Times change, but financial truths last forever
About six years ago, I wrote (" Repeat After Me: Your House Is Not An Asset") on an article from The New York Times on real estate entitled, "Real Estate's Gold Rush Seems Gone For Good."
Some interesting statistics and predictions from the article included:
- It could take up to 20 years to recoup the $6 trillion loss in housing values since 2005
- Housing values had dropped over 30 percent since the bubble popped around 2008
- Sales figures for the month proceeding the article, July, were expected to show a drop of 20 percent over last year
- The supply of housing was predicted to rise 12 months—more than twice what's considered normal and healthy
- Despite all that dire news, when surveyed, people felt that housing was going to rise by as much as 10 percent a year over the next decade
That last statistic was frightening to me. Financial ignorance was so high in our country that they still believed that a house was an asset and a sure way to build wealth.
As many found out, the housing market didn’t rise 10 percent per year. It continued to drop for a couple more years after that. Many people were financially ruined.
I’ve written many times before that economies are cyclical…and that people have short memories.
Today, the housing market is picking up. In my home town of Phoenix, Arizona—one of the worst hit housing markets during the Great Recession— home sales are predicted to rise 20 percent in 2016, and home values are expected to grow by 9.5%. People are starting to get housing fever again.
Nationally, things are looking stable again for the housing market. Prices are rising and so is demand. Nothing is crazy—yet.
With any luck, we won’t see another housing bubble like the one we experienced just a few short years ago, but that entirely depends on whether people have learned their lessons.
Traditionally, when housing prices rise, so do home equity loans. People use their house as an ATM, assuming it is an asset that will always rise in value. And they quickly forget that’s not true.

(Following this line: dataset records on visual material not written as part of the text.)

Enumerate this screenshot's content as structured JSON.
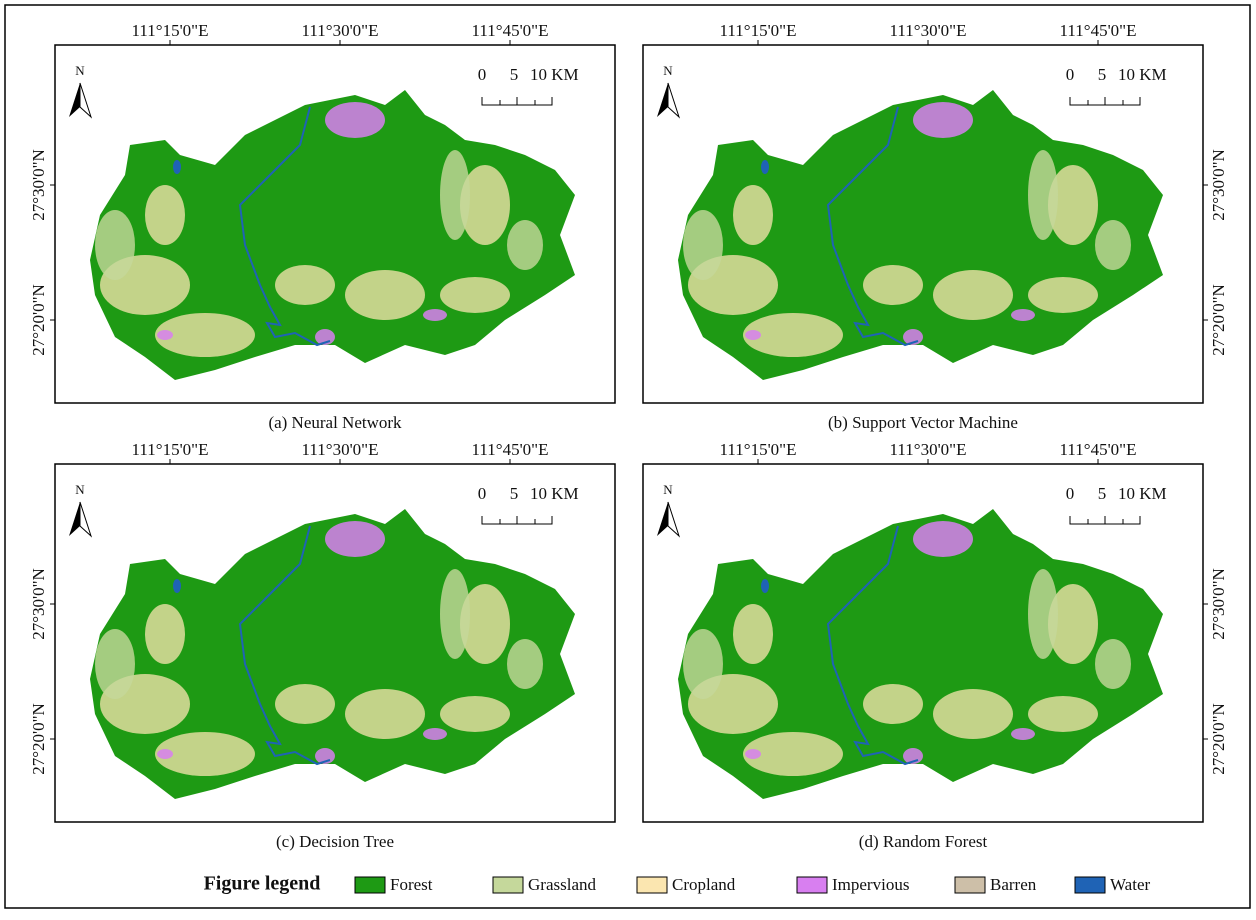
{
  "panels": [
    {
      "caption": "(a) Neural Network",
      "lon_labels": [
        "111°15'0\"E",
        "111°30'0\"E",
        "111°45'0\"E"
      ],
      "lat_labels": [
        "27°30'0\"N",
        "27°20'0\"N"
      ],
      "north": "N",
      "scale_labels": [
        "0",
        "5",
        "10 KM"
      ]
    },
    {
      "caption": "(b) Support Vector Machine",
      "lon_labels": [
        "111°15'0\"E",
        "111°30'0\"E",
        "111°45'0\"E"
      ],
      "lat_labels": [
        "27°30'0\"N",
        "27°20'0\"N"
      ],
      "north": "N",
      "scale_labels": [
        "0",
        "5",
        "10 KM"
      ]
    },
    {
      "caption": "(c) Decision Tree",
      "lon_labels": [
        "111°15'0\"E",
        "111°30'0\"E",
        "111°45'0\"E"
      ],
      "lat_labels": [
        "27°30'0\"N",
        "27°20'0\"N"
      ],
      "north": "N",
      "scale_labels": [
        "0",
        "5",
        "10 KM"
      ]
    },
    {
      "caption": "(d) Random Forest",
      "lon_labels": [
        "111°15'0\"E",
        "111°30'0\"E",
        "111°45'0\"E"
      ],
      "lat_labels": [
        "27°30'0\"N",
        "27°20'0\"N"
      ],
      "north": "N",
      "scale_labels": [
        "0",
        "5",
        "10 KM"
      ]
    }
  ],
  "legend": {
    "title": "Figure legend",
    "items": [
      {
        "name": "Forest",
        "color": "#1e9a14"
      },
      {
        "name": "Grassland",
        "color": "#c5d89b"
      },
      {
        "name": "Cropland",
        "color": "#fbe6b0"
      },
      {
        "name": "Impervious",
        "color": "#d87ff0"
      },
      {
        "name": "Barren",
        "color": "#cdbfa8"
      },
      {
        "name": "Water",
        "color": "#1f63b5"
      }
    ]
  }
}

As CoreLogic reports , “…Home equity lending has been increasing steadily in the past couple of years, with HELOC originations doubling from about a $50 billion 12-month cumulative amount right after the recession, to more than $100 billion in the first half of this year. But keep in mind, overall all volumes are still significantly lower than the peak years of 2002-through-2006 when home equity originations were running at $400 billion-plus per year.”
So perhaps, before things get really bad, it’s time to remember, yet again, that your house is not an asset.
Your house is a liability
I'll repeat here: Your house is not an asset. It's a liability. Very simply, an asset is something that puts money in your pocket. A liability is something that takes money out of your pocket.
The common misconception is that a strong housing market generates wealth for the middle class. In reality it doesn’t. It generates debt. People don’t sell their homes to pay for things like college educations and vacations; they borrow against them, growing a liability by taking on more and more bad debt.
How a house can be an asset
As I mentioned earlier, an asset is something that puts money in your pocket.
To me it only matters if a little property appreciates in price. I care only whether it provides cash flow every month. It's the only sure way to build wealth and assure a secure retirement in terms of real estate investing—and it’s the only true way to appreciate real estate as an investment.
The key is to make your money on the buy, not the sell. What I mean by that is that by doing proper due diligence you can find deals that will provide substantial cash flow for years to come. By doing so you don't have to worry about the price of your asset. If it goes up, that's a bonus. If it doesn't, you still have a great property that puts money in your pocket every month.
Your house is not an asset. But a house can be an asset—if it cash flows.